WHEN James I came to the throne Shakespeare and Jonson were at or near the zenith of their powers. Yet already we are aware of a change of atmosphere as if (despite the sense of relief with which the accession was received) England had passed her first climacteric and left some of the ardours of youth behind. The surprising outburst of satire that we noted in 1597-1599 looked like a premonitory symptom of a change of sentiment. Political and social causes help to account for the change. The glow of the Armada years had waned and with it the Queen's popularity. In her last years, after the death of Essex, she ceased to be the idol of the nation; and Englishmen found little to idolise in the pedantic, ungainly Scot who succeeded her. Nor was his policy of appeasement calculated to stir the blood of men who had crusaded against Spain, nor his anxiety to secure a Spanish wife for his son attractive to Protestant sentiment. Fissures began to show more clearly in the unity of the nation. Puritanism grew daily stronger, and court and City drifted apart.

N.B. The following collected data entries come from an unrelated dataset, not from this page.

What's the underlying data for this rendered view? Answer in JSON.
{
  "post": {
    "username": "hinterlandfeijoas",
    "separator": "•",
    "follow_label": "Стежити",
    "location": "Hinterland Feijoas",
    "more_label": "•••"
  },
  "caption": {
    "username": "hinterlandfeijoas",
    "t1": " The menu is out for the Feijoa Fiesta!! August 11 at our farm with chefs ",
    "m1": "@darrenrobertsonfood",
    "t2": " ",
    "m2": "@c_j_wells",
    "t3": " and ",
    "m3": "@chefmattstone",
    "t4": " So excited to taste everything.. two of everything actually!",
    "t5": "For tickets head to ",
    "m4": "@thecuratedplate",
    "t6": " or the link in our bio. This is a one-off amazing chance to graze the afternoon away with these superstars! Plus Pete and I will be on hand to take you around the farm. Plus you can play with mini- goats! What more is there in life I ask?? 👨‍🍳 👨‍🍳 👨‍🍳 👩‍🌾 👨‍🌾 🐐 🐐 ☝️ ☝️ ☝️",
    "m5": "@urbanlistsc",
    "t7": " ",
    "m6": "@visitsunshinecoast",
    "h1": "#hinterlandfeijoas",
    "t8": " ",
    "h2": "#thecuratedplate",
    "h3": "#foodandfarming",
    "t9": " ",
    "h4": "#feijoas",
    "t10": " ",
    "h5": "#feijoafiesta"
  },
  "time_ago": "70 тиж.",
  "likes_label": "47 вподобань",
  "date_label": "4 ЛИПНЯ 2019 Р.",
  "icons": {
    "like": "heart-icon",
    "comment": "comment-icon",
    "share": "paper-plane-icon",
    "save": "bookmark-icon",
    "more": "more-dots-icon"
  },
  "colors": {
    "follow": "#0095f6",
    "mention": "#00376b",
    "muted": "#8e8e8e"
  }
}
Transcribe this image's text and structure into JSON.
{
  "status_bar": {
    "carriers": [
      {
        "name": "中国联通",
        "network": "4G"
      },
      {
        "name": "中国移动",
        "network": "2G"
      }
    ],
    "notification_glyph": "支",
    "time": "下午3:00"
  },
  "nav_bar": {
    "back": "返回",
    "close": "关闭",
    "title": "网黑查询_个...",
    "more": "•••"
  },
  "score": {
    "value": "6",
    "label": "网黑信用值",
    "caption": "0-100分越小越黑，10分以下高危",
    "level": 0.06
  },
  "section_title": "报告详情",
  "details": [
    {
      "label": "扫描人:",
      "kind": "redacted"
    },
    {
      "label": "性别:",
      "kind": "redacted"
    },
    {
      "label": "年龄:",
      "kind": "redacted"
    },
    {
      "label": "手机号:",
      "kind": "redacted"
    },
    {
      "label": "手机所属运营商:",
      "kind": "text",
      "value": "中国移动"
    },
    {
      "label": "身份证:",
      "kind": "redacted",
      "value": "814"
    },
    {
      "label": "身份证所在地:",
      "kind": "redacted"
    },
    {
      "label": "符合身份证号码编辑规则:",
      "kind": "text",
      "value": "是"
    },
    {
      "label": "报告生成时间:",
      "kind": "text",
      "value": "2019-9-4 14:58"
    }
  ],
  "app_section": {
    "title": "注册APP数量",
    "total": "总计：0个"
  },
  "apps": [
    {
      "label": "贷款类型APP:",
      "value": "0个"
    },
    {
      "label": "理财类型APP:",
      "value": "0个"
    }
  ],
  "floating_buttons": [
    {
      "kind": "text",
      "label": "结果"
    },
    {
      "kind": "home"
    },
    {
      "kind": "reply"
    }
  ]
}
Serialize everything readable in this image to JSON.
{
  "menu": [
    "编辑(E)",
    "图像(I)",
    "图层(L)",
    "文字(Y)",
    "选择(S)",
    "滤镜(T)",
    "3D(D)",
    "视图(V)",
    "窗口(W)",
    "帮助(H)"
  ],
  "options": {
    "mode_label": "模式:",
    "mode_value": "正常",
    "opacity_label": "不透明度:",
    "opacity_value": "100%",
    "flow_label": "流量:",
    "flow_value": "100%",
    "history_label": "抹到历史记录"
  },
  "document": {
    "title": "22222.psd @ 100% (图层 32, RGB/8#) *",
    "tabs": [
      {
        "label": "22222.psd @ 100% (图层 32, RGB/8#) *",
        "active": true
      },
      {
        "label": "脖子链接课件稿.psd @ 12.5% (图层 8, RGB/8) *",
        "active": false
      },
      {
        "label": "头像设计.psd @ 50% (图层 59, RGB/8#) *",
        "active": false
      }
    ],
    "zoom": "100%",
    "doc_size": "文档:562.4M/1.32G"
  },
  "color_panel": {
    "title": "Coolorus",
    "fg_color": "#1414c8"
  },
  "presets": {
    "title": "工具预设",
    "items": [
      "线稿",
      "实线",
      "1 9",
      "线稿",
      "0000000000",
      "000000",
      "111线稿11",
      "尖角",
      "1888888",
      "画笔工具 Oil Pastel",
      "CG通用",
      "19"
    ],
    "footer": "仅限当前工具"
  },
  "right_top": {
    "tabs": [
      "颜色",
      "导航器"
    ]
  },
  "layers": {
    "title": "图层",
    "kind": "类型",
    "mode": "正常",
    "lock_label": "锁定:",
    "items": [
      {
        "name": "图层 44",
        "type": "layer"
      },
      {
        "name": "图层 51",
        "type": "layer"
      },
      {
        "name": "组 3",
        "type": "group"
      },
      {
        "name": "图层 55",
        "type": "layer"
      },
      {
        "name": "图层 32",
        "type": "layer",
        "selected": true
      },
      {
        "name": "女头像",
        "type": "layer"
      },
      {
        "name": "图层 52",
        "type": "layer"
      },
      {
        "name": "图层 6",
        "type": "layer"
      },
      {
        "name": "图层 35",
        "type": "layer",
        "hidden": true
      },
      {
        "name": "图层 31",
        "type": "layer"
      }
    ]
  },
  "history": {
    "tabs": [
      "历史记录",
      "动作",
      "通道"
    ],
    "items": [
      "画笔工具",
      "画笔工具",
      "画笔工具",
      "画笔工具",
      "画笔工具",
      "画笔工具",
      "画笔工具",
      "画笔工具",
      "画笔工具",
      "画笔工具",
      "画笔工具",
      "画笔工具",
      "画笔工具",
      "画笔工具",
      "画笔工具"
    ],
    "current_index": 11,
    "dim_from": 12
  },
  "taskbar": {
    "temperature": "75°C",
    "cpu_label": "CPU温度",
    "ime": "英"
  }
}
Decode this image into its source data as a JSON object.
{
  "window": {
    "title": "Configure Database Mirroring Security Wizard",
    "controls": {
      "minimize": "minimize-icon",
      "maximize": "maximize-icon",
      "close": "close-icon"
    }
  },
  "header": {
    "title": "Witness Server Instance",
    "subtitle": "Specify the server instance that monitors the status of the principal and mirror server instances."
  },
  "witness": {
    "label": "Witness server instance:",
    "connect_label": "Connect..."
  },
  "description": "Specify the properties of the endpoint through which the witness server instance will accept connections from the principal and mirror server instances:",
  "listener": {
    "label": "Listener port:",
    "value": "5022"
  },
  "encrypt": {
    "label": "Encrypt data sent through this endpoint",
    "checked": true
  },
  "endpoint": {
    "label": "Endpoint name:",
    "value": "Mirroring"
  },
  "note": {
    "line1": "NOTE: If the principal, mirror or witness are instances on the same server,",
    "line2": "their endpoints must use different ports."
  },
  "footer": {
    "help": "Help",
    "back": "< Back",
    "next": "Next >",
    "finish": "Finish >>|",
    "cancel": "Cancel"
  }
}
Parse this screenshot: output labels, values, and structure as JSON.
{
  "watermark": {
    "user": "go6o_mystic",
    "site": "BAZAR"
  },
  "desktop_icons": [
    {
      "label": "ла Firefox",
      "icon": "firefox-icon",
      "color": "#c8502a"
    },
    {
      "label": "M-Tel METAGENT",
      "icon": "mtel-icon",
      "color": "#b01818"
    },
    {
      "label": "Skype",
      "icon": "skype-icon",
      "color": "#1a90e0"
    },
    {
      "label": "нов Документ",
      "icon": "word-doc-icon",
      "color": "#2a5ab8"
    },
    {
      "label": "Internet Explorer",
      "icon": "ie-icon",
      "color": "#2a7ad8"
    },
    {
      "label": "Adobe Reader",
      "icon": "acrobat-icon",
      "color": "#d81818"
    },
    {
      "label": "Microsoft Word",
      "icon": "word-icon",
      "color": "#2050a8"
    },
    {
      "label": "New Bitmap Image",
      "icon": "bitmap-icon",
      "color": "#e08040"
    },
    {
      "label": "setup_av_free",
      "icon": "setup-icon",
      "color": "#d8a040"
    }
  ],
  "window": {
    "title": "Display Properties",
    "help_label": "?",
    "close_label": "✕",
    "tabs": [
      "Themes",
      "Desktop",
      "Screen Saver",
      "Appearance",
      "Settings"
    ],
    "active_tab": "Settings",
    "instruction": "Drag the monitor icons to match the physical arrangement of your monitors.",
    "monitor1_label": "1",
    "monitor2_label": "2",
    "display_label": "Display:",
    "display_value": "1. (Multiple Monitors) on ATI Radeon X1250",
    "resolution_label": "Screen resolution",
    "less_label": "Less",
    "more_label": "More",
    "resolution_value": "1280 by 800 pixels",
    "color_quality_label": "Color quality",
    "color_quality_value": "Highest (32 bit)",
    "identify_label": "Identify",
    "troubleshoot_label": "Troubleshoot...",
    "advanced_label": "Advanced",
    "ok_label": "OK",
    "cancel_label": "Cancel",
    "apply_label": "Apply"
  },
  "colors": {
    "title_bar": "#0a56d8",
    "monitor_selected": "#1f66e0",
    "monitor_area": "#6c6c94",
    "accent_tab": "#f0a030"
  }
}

But the relation between political history and literature is a complex one. Great happenings do not necessarily call forth great poets. That depends on factors over which we have no control. Great poets have made their appearance at times when their country was in a far from happy condition, as the case of Dante shows. Patriotism has its source, or one of its sources, in the desire of every man to have something of which he can feel proud. For most of us personal distinction is hardly attainable, and we seek distinction then, it may be, in our profession, our social status, our Church, and, often, in the country to which we belong, the England of Elizabeth, the France of the roi soleil, the England of Chatham:
Time was when it was praise and boast enough
In every clime, and travel where we might,
That we were born her children. [Cowper.]